Optimization of operating conditions for the valorization of olive mill wastewater using membrane processes

Abstract

The main goal of this work was to assess the performance of an integrated membrane system for the treatment and valorization of wastewater generated from an olive mill (OMW) coming from a traditional extraction press. Two different lots of this effluent were firstly processed in an ultrafiltration (UF) pilot unit after a pretreatment by screening. The effect of transmembrane pressure (TMP) and temperature on the chemical oxygen demand (COD) reduction and removal of total phenolic (TPh) content was investigated. Under optimal conditions (TMP = 1.5 bar and T = 20 °C), 20.6 and 26.8% for COD and TPh removal were achieved, respectively. The permeate from UF was then treated by nanofiltration (NF) in order to obtain a retentate enriched in phenolic compounds.

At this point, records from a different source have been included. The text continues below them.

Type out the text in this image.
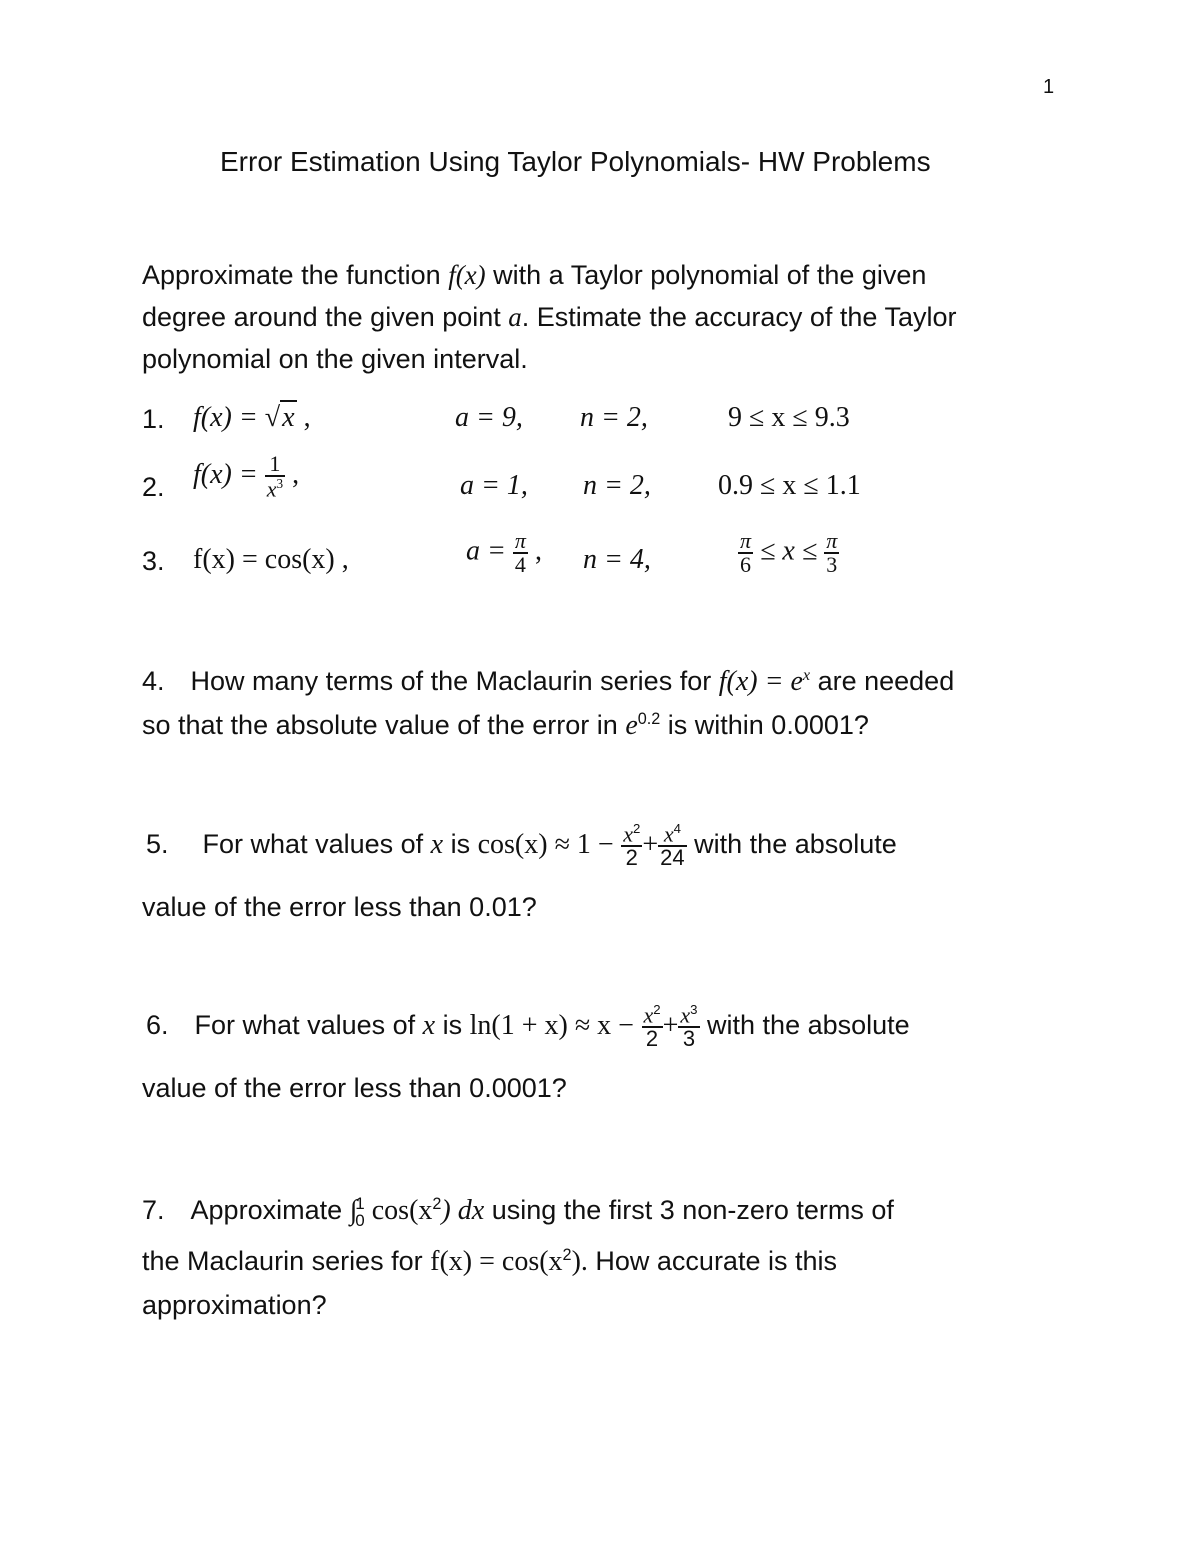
1
Error Estimation Using Taylor Polynomials- HW Problems
Approximate the function f(x) with a Taylor polynomial of the given
degree around the given point a. Estimate the accuracy of the Taylor
polynomial on the given interval.
1. f(x) = √x ,	a = 9, n = 2,	9 ≤ x ≤ 9.3
2. $f(x) = \frac{1}{x^3}$ ,	a = 1, n = 2, 0.9 ≤ x ≤ 1.1
3. f(x) = cos(x) ,	$a = \frac{\pi}{4}$ , n = 4,	$\frac{\pi}{6} \le x \le \frac{\pi}{3}$
4. How many terms of the Maclaurin series for $f(x) = e^x$ are needed
so that the absolute value of the error in $e^{0.2}$ is within 0.0001?
5. For what values of x is $\cos(x) \approx 1 - \frac{x^2}{2} + \frac{x^4}{24}$ with the absolute
value of the error less than 0.01?
6. For what values of x is $\ln(1 + x) \approx x - \frac{x^2}{2} + \frac{x^3}{3}$ with the absolute
value of the error less than 0.0001?
7. Approximate ∫
1
0 $\cos(x^2)$ dx using the first 3 non-zero terms of
the Maclaurin series for $f(x) = \cos(x^2)$. How accurate is this
approximation?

The influence of pressure drop (ΔP), temperature, and pH on the removal of COD, TPh, and permeate flow was examined using a 2³ full-factorial experimental design. The effect of the independent variables and their interactions on the process performance was analyzed with Pareto charts. Multivariable regression models allowed to built 3D surface plots. The best conditions that maximize the COD abatement (83.3%) and TPh removal (93.1%) were ΔP = 18 bar, T = 20 °C, and a pH 2.7. It can be concluded that the integration of UF and NF processes investigated in this work is a promising strategy for the treatment and valorization of OMW.